One of the quite-neglected skills that our U.S. culture lacks is critical thinking; it is not emphasized in schools, and our media, with its bi-polar form of discussion, make it seem over-simplified. There is that common narrative everyone accepts, and then we argue shading within that narrow paradigm. There is a hubris that develops and a closing of the mind to alternatives. Taken further, there is a hostility that can develop to those who do accept a different point of view. We can see no better example than the hostility to single-payer healthcare, a practice most of the world uses. It is, as Obama said, “off the table.”
I believe there is a very healthy form of “self-radicalization,” and that is when the blinders come off, and through study and critical thinking, you can see that things can be another way. That’s what the slogan of the World Social forum meant by “Another World is Possible.” That’s what the founding fathers thought when they threw off British colonialism.
It is “Self -Pacification” I worry about.
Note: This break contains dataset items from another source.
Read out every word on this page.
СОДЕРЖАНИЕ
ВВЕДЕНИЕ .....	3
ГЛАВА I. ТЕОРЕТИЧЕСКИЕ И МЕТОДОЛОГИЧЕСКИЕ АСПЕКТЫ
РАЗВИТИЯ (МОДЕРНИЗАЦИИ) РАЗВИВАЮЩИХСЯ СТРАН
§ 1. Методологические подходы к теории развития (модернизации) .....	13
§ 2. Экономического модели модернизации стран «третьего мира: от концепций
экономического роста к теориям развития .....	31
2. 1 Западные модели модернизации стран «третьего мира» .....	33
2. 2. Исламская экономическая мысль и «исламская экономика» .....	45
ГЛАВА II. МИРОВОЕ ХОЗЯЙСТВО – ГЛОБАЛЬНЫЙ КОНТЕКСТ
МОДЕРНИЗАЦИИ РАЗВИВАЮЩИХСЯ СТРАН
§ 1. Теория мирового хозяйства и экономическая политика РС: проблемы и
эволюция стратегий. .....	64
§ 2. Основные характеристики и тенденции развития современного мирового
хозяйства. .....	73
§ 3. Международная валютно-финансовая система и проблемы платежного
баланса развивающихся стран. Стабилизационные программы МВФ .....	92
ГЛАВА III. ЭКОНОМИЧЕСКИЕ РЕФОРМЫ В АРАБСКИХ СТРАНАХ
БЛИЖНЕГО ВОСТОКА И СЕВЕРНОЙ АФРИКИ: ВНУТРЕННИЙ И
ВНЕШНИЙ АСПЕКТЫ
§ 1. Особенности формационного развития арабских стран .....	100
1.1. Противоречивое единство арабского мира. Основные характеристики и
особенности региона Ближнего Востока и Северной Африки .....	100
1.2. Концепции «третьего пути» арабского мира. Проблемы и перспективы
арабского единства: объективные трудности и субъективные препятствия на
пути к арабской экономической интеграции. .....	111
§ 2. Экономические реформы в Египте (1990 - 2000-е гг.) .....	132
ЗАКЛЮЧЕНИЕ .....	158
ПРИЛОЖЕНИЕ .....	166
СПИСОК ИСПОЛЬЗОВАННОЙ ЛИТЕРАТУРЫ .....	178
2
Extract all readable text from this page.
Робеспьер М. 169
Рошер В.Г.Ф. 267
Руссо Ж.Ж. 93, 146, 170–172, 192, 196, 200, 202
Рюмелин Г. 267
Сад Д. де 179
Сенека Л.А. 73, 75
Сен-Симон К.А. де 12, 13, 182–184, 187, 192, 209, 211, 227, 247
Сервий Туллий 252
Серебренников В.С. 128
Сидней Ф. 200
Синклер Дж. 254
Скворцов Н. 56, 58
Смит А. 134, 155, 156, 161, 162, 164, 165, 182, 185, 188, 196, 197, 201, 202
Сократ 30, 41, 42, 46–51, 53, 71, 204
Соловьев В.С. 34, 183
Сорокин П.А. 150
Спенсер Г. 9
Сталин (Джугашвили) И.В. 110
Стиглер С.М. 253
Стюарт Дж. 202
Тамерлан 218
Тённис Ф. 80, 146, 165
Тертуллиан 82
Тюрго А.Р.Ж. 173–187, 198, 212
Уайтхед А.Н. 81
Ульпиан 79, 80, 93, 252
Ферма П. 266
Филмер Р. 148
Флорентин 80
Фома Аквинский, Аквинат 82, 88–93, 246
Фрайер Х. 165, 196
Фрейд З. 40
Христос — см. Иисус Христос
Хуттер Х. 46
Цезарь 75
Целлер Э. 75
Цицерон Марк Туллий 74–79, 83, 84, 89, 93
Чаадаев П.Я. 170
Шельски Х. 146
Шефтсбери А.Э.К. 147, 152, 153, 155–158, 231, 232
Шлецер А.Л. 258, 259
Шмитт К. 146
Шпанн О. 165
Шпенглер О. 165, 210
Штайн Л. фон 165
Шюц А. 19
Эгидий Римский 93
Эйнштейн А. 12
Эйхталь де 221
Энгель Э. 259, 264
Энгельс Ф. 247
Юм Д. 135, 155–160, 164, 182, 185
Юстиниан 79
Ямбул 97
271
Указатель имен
It’s the idea that protests are bad, that debating religion or politics is rude and unseemly, that mindset that chants “USA, USA, USA.” The unquestioning “patriotism” that leads to our U.S. foreign policy, its drones and occupations, its support of authoritarian rulers; that these are not being made topics of debate or discussion is, to say the least, unhealthy.
Now, through the Internet and expanded sources of information, we do have the tools for “self-radicalization” and critical thinking, and that’s a good thing. And I hope this paper helps.